Notice that, a window admits light and allows us to see out. When we turn our circumstances into windows, we shine a light on our lives and give ourselves the ability to look beyond our current circumstances. It allows us to focus on something other than the giant in front of us.
Psalm 119:71 says, “It is good for me that I have been afflicted; that I might learn thy statutes.” Good to be afflicted? That makes no sense … unless you’ve learned to turn those circumstances into a window, whereby you can see God’s Word and God’s work in a whole new light.
Second, glass can be made into eyeglasses, which are lenses worn to aid vision. Psalm 119:18 says, “Open thou mine eyes, that I may behold wondrous things out of thy law.”

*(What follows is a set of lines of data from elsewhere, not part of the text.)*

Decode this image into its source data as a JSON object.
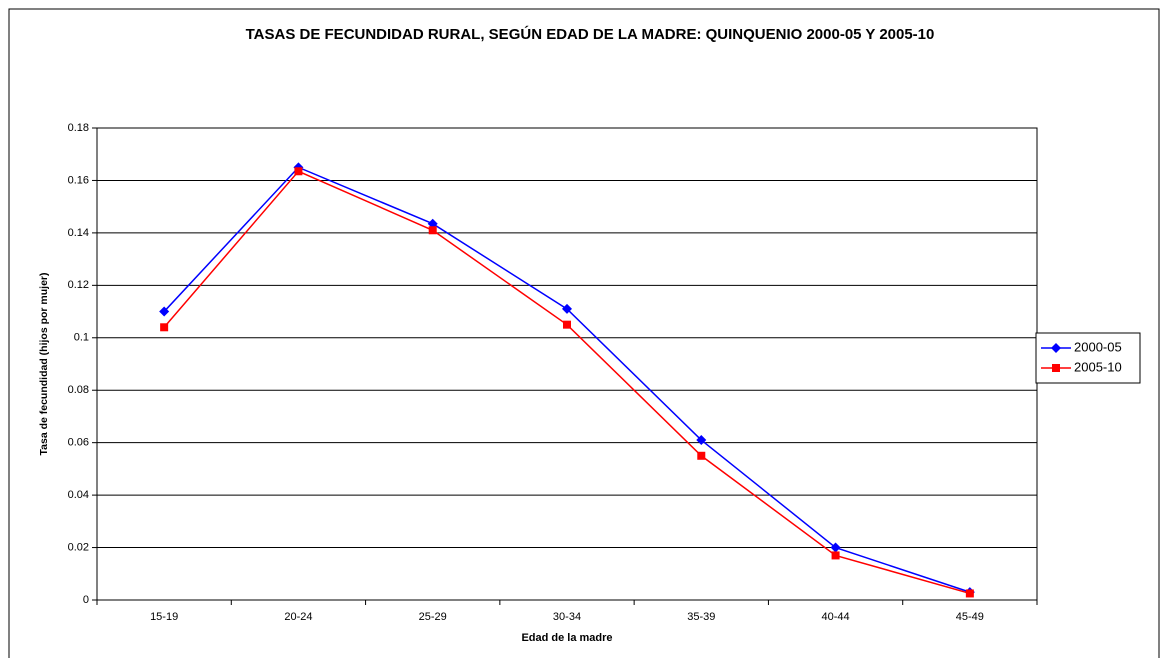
{
  "chart_data": {
    "type": "line",
    "title": "TASAS DE FECUNDIDAD RURAL,  SEGÚN EDAD DE LA MADRE:   QUINQUENIO 2000-05 Y 2005-10",
    "x_label": "Edad de la madre",
    "y_label": "Tasa de fecundidad (hijos por mujer)",
    "categories": [
      "15-19",
      "20-24",
      "25-29",
      "30-34",
      "35-39",
      "40-44",
      "45-49"
    ],
    "series": [
      {
        "name": "2000-05",
        "color": "#0000ff",
        "marker": "diamond",
        "values": [
          0.11,
          0.165,
          0.1435,
          0.111,
          0.061,
          0.02,
          0.003
        ]
      },
      {
        "name": "2005-10",
        "color": "#ff0000",
        "marker": "square",
        "values": [
          0.104,
          0.1635,
          0.141,
          0.105,
          0.055,
          0.017,
          0.0025
        ]
      }
    ],
    "ylim": [
      0,
      0.18
    ],
    "yticks": [
      0,
      0.02,
      0.04,
      0.06,
      0.08,
      0.1,
      0.12,
      0.14,
      0.16,
      0.18
    ],
    "grid": true,
    "legend": "right"
  }
}
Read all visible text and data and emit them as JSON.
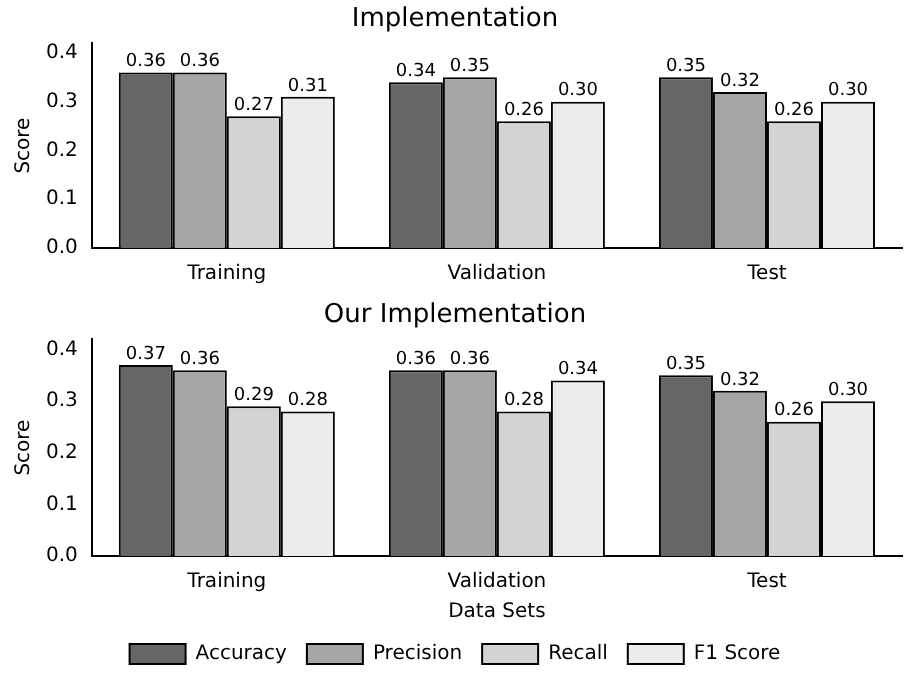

By turning our circumstances into eyeglasses, we improve our vision. We allow ourselves to see clearly without our vision being affected by our emotions. And often, it is only through such dire circumstances that we will actually see the things that God is trying to show us.
Third, glass can be made into a magnifying glass, which is “a lens that produces an enlarged image, typically used to examine small or finely detailed things such as fingerprints, stamps and fine print.”
Psalm 40:16 says, “Let all those that seek thee rejoice and be glad in thee: let such as love thy salvation say continually, The Lord be magnified.” Did you catch that? The Lord be magnified. The point of a magnifying glass is not to examine how big our problem is, but rather to look through the problem and see just how big our God is, to study His fingerprints on our lives and to examine the fine print that we were blind to before.
Unfortunately, despite the many good things we could do with our glass, we have a tendency to turn it into a mirror. The dictionary definition of the word mirror is “a reflective surface that gives a faithful representation, image or idea of something else.”
When we look into a mirror, what do we see? Yep, ourselves! By turning our circumstances into a mirror, we’re turning all of our focus and attention on ourselves. We become selfish and self-centered, only worrying about ourselves and our own problems. And unsurprisingly, we feel all alone in the midst of our suffering.
A simple piece of glass, just like our circumstances, can be made into many different things, but the process never happens by accident. It takes a choice. We have to decide what we will make with our glass and understand that the decision we make will affect others as much as it affects us. Choose carefully.
Can you think of some other positive uses for glass as it represents our circumstances?